Back when I was writing about homestyle and interior design for the Calgary Herald, I never dreamed I would one day turn into the kind of person who buys a throwaway “Beware of Toxic Creature” sign from Dollarama. Motherhood has led me down the road of chintzy holiday decorating; more specifically, pleas from my daughter swayed me to succumb.
Avery: “Mommy, can we go to the dollar store this weekend to buy Halloween decorations? Please?”
Me: Protracted, awkward silence.
Avery: “I’ll spend my own money.”
Me: Sigh. “Oh, alright…”
It’s not that I’m a Halloweenie, I just don’t see the point of hanging up a bunch of cheap caution tape, fake spider webs and sock ghosts that are just going to blow away and get wrecked. Yes, it brings the children joy to admire these trinkets and those of the neighbours, but here’s an idea: What if we just carve pumpkins! Isn’t that enough? Do we really have to invest in a life-size coffin and skeleton to get into the spirit of the holiday?
This over-the-top love affair with Halloween kitsch is new, and it’s but one way the holiday has changed since I was a kid. Now, everywhere you go you see faux skeletons bursting out of graves, animatronic witches stirring pots, and creepy zombie girls holding a brain to their mouth while they sing Ring Around the Rosie. In my neighbourhood, it’s a thing, and it gains momentum every year. All of the above frights are stationed outside of homes within a one-block radius. It kind of puts our dollar store display to shame.
It’s also, I don’t know, terrifying if you’re a little kid just trying to get some candy. When Avery was two she ran home crying from the house at the end of our block after the motion-activated skeleton came to life when she got into range of the front door.
One of the nearby homes that goes all-out is owned by a bachelor who doesn’t even have kids! His yard has morphed into a cemetery, and it’s watched over by a table peopled with Halloween horror hall-of-famers including Freddy Krueger, Jason and Ghostface from the Scream movies. It’s a miracle Avery and especially Bennett will even walk by on Halloween night. (Storing this crap for the other 51 weeks of the year would be the other miracle.)

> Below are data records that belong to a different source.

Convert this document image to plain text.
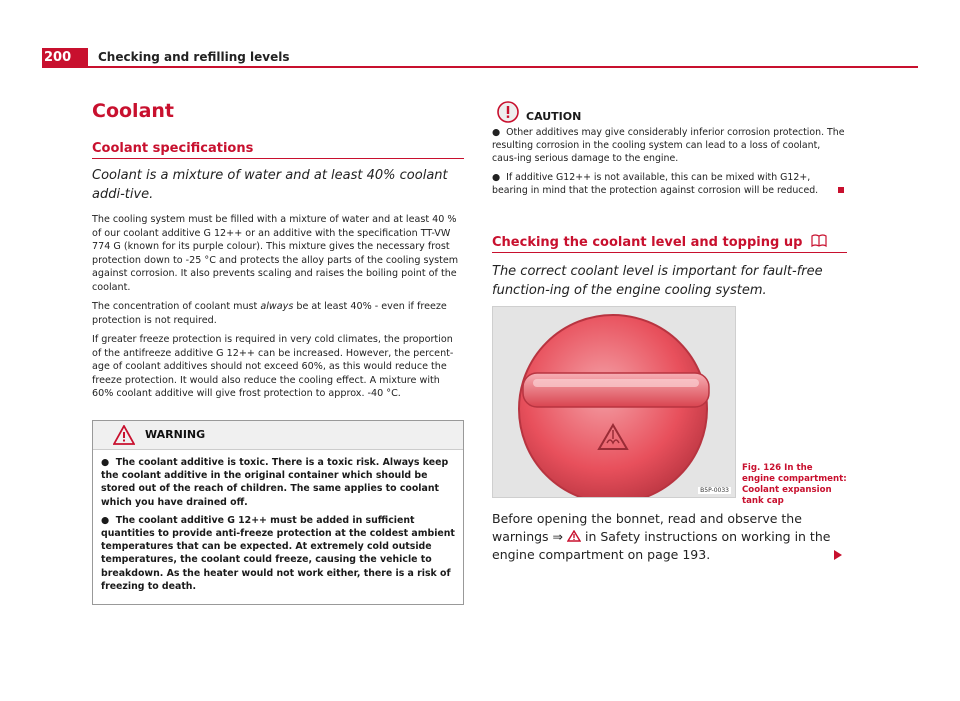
200	Checking and refilling levels
Coolant
Coolant specifications
Coolant is a mixture of water and at least 40% coolant addi-tive.

The cooling system must be filled with a mixture of water and at least 40 % of our coolant additive G 12++ or an additive with the specification TT-VW 774 G (known for its purple colour). This mixture gives the necessary frost protection down to -25 °C and protects the alloy parts of the cooling system against corrosion. It also prevents scaling and raises the boiling point of the coolant.

The concentration of coolant must always be at least 40% - even if freeze protection is not required.

If greater freeze protection is required in very cold climates, the proportion of the antifreeze additive G 12++ can be increased. However, the percent-age of coolant additives should not exceed 60%, as this would reduce the freeze protection. It would also reduce the cooling effect. A mixture with 60% coolant additive will give frost protection to approx. -40 °C.

WARNING

●  The coolant additive is toxic. There is a toxic risk. Always keep the coolant additive in the original container which should be stored out of the reach of children. The same applies to coolant which you have drained off.

●  The coolant additive G 12++ must be added in sufficient quantities to provide anti-freeze protection at the coldest ambient temperatures that can be expected. At extremely cold outside temperatures, the coolant could freeze, causing the vehicle to breakdown. As the heater would not work either, there is a risk of freezing to death.

CAUTION

●  Other additives may give considerably inferior corrosion protection. The resulting corrosion in the cooling system can lead to a loss of coolant, caus-ing serious damage to the engine.

●  If additive G12++ is not available, this can be mixed with G12+, bearing in mind that the protection against corrosion will be reduced.

Checking the coolant level and topping up
The correct coolant level is important for fault-free function-ing of the engine cooling system.
B5P-0033
Fig. 126 In the engine compartment: Coolant expansion tank cap
Before opening the bonnet, read and observe the warnings ⇒  in Safety instructions on working in the engine compartment on page 193.
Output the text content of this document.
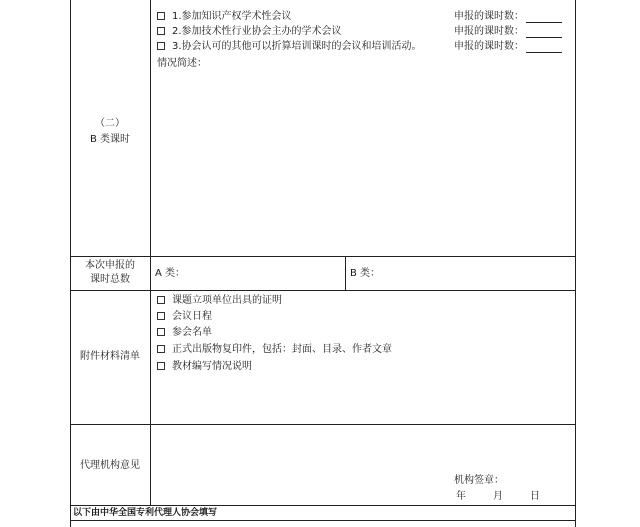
（二）
B 类课时
1.参加知识产权学术性会议	申报的课时数：
2.参加技术性行业协会主办的学术会议	申报的课时数：
3.协会认可的其他可以折算培训课时的会议和培训活动。	申报的课时数：
情况简述：
本次申报的
课时总数
A 类：	B 类：
附件材料清单
课题立项单位出具的证明
会议日程
参会名单
正式出版物复印件，包括：封面、目录、作者文章
教材编写情况说明
代理机构意见
机构签章：
年	月	日
以下由中华全国专利代理人协会填写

When I was young, I’m pretty sure homes weren’t decked out with tombstones and tarantulas. There were carved pumpkins. So what’s changed? Mainly, Halloween has become a big commercial holiday — spending is expected to reach $7.4-billion this year, and I’m pretty sure it’s not all being dropped on candy and costumes (actually, $350-million will be spent on pet costumes, but I think I’ll save that topic for another post).
In the meantime, I’ll cringe inwardly at the tacky scene our front porch has become, but outwardly, I’ll smile every time Avery runs outside to adjust a spider web and ghost. I’m also content in the knowledge Avery only spent $7 at Dollarama (as opposed to $160 on the Rosemary Zombie Girl). True, she’ll have to buy some replacement props next year, but I’m okay with that.